Ally walked over, slowly, and tried to take her hand. She was grasping the doll and she violently pulled back.
"Hey," she said, trying to muster a matter‑of‑fact air, "how's it going? Do you remember me?"
"I don't think she recognizes you," Stone said in a stage whisper. "I wish I knew more about the biology of the brain, but I think there's some kind of aggressive replacement of memory synapses under way. I think it's one of those LIFO things. Last in/first out. She's regressing chronologically, but in reverse. Maybe she's lost use of language, the way Alzheimer's patients do. I don't know."
Ally felt herself near to tears. "Van de Vliet was going to use antibodies from me to try to . . . something."
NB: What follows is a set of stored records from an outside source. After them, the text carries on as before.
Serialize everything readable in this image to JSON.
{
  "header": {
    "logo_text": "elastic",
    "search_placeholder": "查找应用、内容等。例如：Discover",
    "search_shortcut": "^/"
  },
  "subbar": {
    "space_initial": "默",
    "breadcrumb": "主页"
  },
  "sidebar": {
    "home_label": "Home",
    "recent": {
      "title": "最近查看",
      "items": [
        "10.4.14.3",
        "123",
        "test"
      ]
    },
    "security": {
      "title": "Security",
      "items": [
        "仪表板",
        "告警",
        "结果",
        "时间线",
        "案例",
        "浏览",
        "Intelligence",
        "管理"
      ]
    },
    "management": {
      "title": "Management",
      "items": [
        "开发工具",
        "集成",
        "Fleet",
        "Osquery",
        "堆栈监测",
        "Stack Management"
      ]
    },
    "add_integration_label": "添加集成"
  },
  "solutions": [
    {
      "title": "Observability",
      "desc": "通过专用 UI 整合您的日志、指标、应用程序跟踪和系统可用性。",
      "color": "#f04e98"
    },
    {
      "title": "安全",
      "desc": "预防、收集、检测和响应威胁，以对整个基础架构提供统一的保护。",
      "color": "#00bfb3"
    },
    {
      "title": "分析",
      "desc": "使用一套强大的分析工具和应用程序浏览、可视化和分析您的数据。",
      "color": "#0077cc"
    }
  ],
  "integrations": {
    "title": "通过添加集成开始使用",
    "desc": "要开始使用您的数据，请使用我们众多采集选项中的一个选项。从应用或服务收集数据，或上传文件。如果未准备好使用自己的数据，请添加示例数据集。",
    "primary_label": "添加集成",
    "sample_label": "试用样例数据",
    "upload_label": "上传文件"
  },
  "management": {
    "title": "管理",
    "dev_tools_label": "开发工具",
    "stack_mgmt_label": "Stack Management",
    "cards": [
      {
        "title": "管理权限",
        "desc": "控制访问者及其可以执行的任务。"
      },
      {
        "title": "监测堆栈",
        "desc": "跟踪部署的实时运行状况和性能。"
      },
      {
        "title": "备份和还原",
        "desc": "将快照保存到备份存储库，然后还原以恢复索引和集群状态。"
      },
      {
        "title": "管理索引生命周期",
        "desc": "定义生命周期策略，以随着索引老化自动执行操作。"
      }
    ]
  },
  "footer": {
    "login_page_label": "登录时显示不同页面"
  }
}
"That was always a long shot," he said. "But now the preliminary tests he's just done on you indicate that the level of enzyme in you can be controlled very accurately. He's very excited."
She turned back to him. "How do you know all this?"
"I've become part of the story, Ally. That's not supposed to happen, but this is the only way to get it all firsthand. I have to live it. And guess what, I now know enough to write the book I've been waiting all my life to write. I have the punch line."
"Which is?"
"Stem cell technology goes to the very origin of life, and it may turn out that for once Mother Nature can be fooled. Dr. Vee's venturing into areas now where even he doesn't know what's going on. Ally, what's happening in this room is the biggest medical story since . . . Nothing begins to compare."